The Natural Pavilion
DP6 architectuurstudio has designed a circular, bio-based, remountable pavilion for the Floriade Expo 2022 in Almere, the Netherlands. The office describes the project as follows:
The Natural Pavilion is an almost 100% biobased, circular, and fully demountable inspiration-pavilion that can be rebuilt in a different configuration at a different location.
The Dutch National Government’s Pavilion was designed and built within a year for the Floriade Expo 2022, and focuses on the spatial challenges currently facing the Netherlands: the energy and raw materials transition, solving the housing shortage, making agriculture more sustainable, restoring biodiversity, and adaptating to climate change. The Natural Pavilion serves as a showcase for innovative bio-based construction and contributes to the increased application and scaling-up of bio-based solutions.
Simple but ingenious building concept
The building concept is simple but ingenious and consists of two main elements:
1 - An elegant framework of wooden beams sourced from indigenous wood as a structurally evident shell, the modules of which are connected by a universal steel connecting element.

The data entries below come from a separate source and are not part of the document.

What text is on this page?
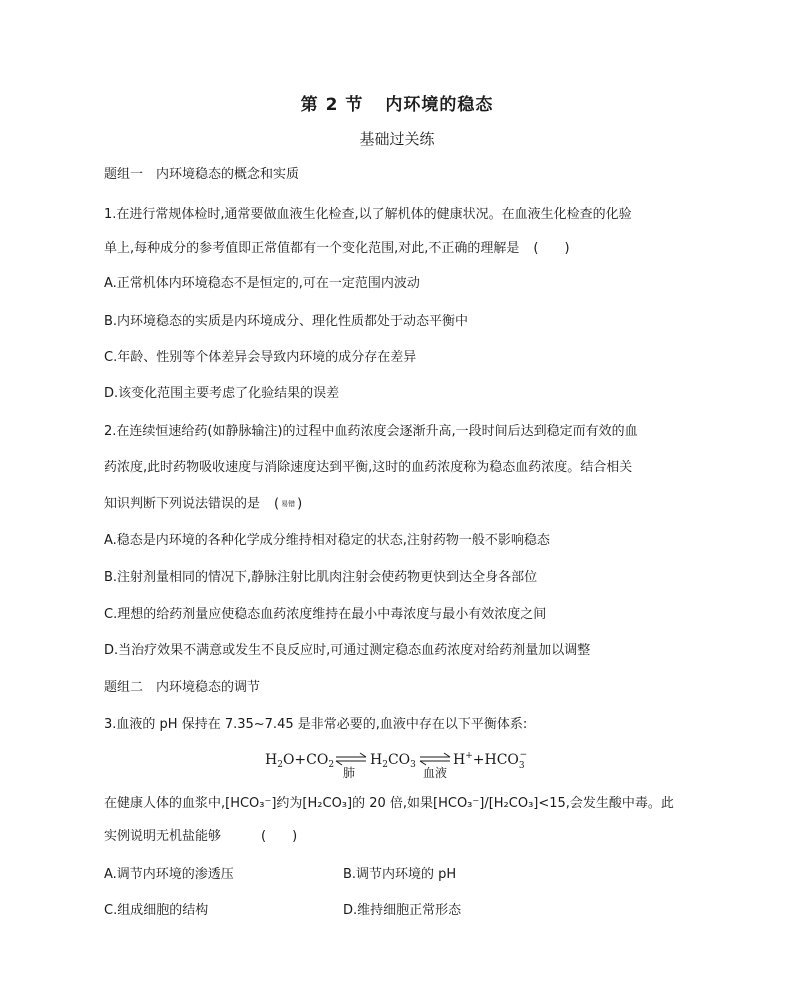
第 2 节 内环境的稳态
基础过关练
题组一　内环境稳态的概念和实质
1.在进行常规体检时,通常要做血液生化检查,以了解机体的健康状况。在血液生化检查的化验
单上,每种成分的参考值即正常值都有一个变化范围,对此,不正确的理解是 (　　)
A.正常机体内环境稳态不是恒定的,可在一定范围内波动
B.内环境稳态的实质是内环境成分、理化性质都处于动态平衡中
C.年龄、性别等个体差异会导致内环境的成分存在差异
D.该变化范围主要考虑了化验结果的误差
2.在连续恒速给药(如静脉输注)的过程中血药浓度会逐渐升高,一段时间后达到稳定而有效的血
药浓度,此时药物吸收速度与消除速度达到平衡,这时的血药浓度称为稳态血药浓度。结合相关
知识判断下列说法错误的是 ( 易错 )
A.稳态是内环境的各种化学成分维持相对稳定的状态,注射药物一般不影响稳态
B.注射剂量相同的情况下,静脉注射比肌肉注射会使药物更快到达全身各部位
C.理想的给药剂量应使稳态血药浓度维持在最小中毒浓度与最小有效浓度之间
D.当治疗效果不满意或发生不良反应时,可通过测定稳态血药浓度对给药剂量加以调整
题组二　内环境稳态的调节
3.血液的 pH 保持在 7.35~7.45 是非常必要的,血液中存在以下平衡体系:
$H_2O+CO_2$
肺
$H_2CO_3$
血液
$H^++HCO_3-$
在健康人体的血浆中,[HCO₃⁻]约为[H₂CO₃]的 20 倍,如果[HCO₃⁻]/[H₂CO₃]<15,会发生酸中毒。此
实例说明无机盐能够	(　　)
A.调节内环境的渗透压	B.调节内环境的 pH
C.组成细胞的结构	D.维持细胞正常形态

2 - A flexible filling-in of the framework with bio-based and re-used materials such as wooden floors, bio-based walls and windows of re-used glass, with which any space can be created, and which can fulfil specific conditions, such as acoustic or fire-safety requirements.
Because of the dry connections, the pavilion can be completely dismantled and rebuilt in a different configuration. After the Floriade Expo 2022 it will serve as exhibition space and film theatre in various Dutch nature reserves. After 2025, it will become part of the FlevoCampus sustainable food project.

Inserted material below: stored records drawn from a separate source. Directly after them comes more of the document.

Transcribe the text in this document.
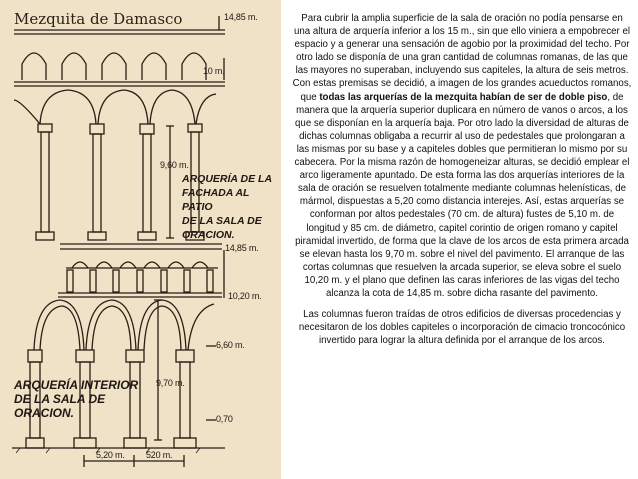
Mezquita de Damasco	14,85 m.
10 m.
9,60 m.
ARQUERÍA DE LA
FACHADA AL PATIO
DE LA SALA DE
ORACION.
14,85 m.
10,20 m.
6,60 m.
9,70 m.
0,70
ARQUERÍA INTERIOR
DE LA SALA DE
ORACION.
5,20 m. 520 m.

Para cubrir la amplia superficie de la sala de oración no podía pensarse en una altura de arquería inferior a los 15 m., sin que ello viniera a empobrecer el espacio y a generar una sensación de agobio por la proximidad del techo. Por otro lado se disponía de una gran cantidad de columnas romanas, de las que las mayores no superaban, incluyendo sus capiteles, la altura de seis metros. Con estas premisas se decidió, a imagen de los grandes acueductos romanos, que todas las arquerías de la mezquita habían de ser de doble piso, de manera que la arquería superior duplicara en número de vanos o arcos, a los que se disponían en la arquería baja. Por otro lado la diversidad de alturas de dichas columnas obligaba a recurrir al uso de pedestales que prolongaran a las mismas por su base y a capiteles dobles que permitieran lo mismo por su cabecera. Por la misma razón de homogeneizar alturas, se decidió emplear el arco ligeramente apuntado. De esta forma las dos arquerías interiores de la sala de oración se resuelven totalmente mediante columnas helenísticas, de mármol, dispuestas a 5,20 como distancia interejes. Así, estas arquerías se conforman por altos pedestales (70 cm. de altura) fustes de 5,10 m. de longitud y 85 cm. de diámetro, capitel corintio de origen romano y capitel piramidal invertido, de forma que la clave de los arcos de esta primera arcada se elevan hasta los 9,70 m. sobre el nivel del pavimento. El arranque de las cortas columnas que resuelven la arcada superior, se eleva sobre el suelo 10,20 m. y el plano que definen las caras inferiores de las vigas del techo alcanza la cota de 14,85 m. sobre dicha rasante del pavimento.

Las columnas fueron traídas de otros edificios de diversas procedencias y necesitaron de los dobles capiteles o incorporación de cimacio troncocónico invertido para lograr la altura definida por el arranque de los arcos.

Minimal technical installations
The compact pavilion has been optimised to ensure pleasant conditions with a minimum of technical installations. The wooden louvres are parametrically designed for an optimal balance between sunlight and temperature, resulting in unique façades on each side. The self-adjusting glass louvres on the façades, together with the roof windows, allow for natural thermal ventilation and cooling. The wooden sawtooth roofs supply a soft northern light down into the atrium, minimising the amount of artificial lighting required.
95% bio-based materials
Almost all materials used in the pavilion are bio-based and renewable. Besides the Dutch-sourced wood of the frame and the wooden (CLT) floors and stairs, all the interior walls are made of leftover materials from agriculture and horticulture such as straw, flax, the stems of paprika-plants, and spinach seed. The window-glass is reused from a government building in The Hague.
Nature-inclusive and climate-adaptive
The pavilion shows how flora and fauna can be embedded within the built environment, how biodiversity in the city can be improved, and how buildings can contribute to rainwater storage and cooling in cities. Surrounded by fruit trees and bioswale, and with its horizontal and vertical buffering of rainwater, alongside the integration of nesting facilities, food-provision and planting on roofs, the pavilion demonstrates how buildings can contribute to the inclusion of nature and climate adaptation.
Minimal environmental impact
The environmental impact of the pavilion is minimal due to the use of bio-based and circular materials, the minimalisation of material-use, the light, wooden-pile foundation, and the integration of greenery in the building. The framework and the wall elements were manufactured in the workshop for ‘plug and play’ assembly, resulting in extremely low CO2 emissions.
The pavilion demonstrates that circular, bio-based and energy-neutral homes, schools and offices can rapidly be developed on an industrial scale with the application of a wide variety of greenery.